CNN has identified the vessel as the bulk carrier Matros Pozynich.
On April 27, the ship weighed anchor off the coast of Crimea and turned off its transponder. The next day, it was seen at the port of Sevastopol, the main port in Crimea, according to photographs and satellite images.
The Matros Pozynich is one of three ships involved in the trade of stolen grain, according to open-source research and Ukrainian officials.
Crimea, annexed by Russia in 2014, produces little wheat because of a lack of irrigation. But the Ukrainian regions to its north, occupied by Russian forces since early March, produce millions of tons of grain every year. Ukrainian officials say thousands of tons are now being trucked into Crimea.

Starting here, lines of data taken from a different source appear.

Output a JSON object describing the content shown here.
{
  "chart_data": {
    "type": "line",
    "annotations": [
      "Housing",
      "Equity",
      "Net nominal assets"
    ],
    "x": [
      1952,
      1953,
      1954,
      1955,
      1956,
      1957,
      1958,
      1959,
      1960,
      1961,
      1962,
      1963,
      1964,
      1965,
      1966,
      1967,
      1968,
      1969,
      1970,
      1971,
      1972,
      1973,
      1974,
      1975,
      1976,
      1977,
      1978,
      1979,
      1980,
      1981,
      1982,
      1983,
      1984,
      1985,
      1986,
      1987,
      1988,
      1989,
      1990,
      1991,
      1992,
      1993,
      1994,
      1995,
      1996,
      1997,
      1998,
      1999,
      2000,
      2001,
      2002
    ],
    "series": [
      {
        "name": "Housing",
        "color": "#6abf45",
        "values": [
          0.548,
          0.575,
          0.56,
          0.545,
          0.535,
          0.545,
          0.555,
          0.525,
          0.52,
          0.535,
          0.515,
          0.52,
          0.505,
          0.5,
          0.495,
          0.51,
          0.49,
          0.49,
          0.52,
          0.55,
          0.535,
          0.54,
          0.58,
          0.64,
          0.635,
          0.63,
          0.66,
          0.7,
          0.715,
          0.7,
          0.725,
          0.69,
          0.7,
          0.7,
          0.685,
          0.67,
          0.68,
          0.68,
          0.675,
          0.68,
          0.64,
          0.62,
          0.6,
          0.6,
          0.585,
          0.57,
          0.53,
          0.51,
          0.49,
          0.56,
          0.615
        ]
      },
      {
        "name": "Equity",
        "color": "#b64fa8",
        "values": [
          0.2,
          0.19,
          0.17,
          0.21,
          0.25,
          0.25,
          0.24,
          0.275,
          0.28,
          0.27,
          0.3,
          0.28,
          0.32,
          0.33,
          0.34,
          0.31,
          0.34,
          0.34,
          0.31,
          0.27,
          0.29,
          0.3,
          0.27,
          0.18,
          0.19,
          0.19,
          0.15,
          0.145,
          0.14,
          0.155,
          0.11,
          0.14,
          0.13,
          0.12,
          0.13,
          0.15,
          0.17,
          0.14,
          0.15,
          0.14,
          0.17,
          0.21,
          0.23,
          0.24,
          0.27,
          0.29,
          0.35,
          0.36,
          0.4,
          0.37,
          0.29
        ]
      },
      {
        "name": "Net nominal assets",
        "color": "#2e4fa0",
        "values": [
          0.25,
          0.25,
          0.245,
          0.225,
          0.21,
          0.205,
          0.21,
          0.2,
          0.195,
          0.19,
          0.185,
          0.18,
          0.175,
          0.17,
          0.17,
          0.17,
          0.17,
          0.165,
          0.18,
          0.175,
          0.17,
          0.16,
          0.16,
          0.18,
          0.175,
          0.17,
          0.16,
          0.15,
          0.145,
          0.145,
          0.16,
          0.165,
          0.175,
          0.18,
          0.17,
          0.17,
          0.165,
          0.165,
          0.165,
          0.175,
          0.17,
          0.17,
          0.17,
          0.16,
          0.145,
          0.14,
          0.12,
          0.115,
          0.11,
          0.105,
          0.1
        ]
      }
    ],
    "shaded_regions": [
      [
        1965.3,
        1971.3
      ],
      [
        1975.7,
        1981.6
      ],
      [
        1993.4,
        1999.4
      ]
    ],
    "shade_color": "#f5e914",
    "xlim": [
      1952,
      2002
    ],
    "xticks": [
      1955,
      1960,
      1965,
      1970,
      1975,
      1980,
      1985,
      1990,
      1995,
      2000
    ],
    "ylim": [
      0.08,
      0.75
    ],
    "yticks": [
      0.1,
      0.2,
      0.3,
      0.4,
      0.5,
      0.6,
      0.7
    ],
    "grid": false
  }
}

Kateryna Yaresko, a journalist with the SeaKrime project of the Ukrainian online publication Myrotvorets, told CNN the project had noticed a sharp increase in grain exports from Sevastopol to about 100,000 tons in both March and April.
From Sevastopol, according to satellite images and tracking data reviewed by CNN, the Matros Pozynich transited the Bosphorus strait and made its way to the Egyptian port of Alexandria. It was laden with nearly 30,000 tons of Ukrainian wheat, according to Ukrainian officials.
But the Ukrainians were one step ahead. Officials say Egypt was warned that the grain was stolen, and the shipment was turned away. The Matros Pozynich steamed toward the Lebanese capital of Beirut with the same result. The ship turned off its transponder again on May 5, but imagery from Tankertrackers.com and Maxar Technologies shows it traveled to the Syrian port of Latakia.
The Ukrainian defense ministry estimates that at least 400,000 tons of grain has been stolen and taken out of Ukraine since Russia's invasion.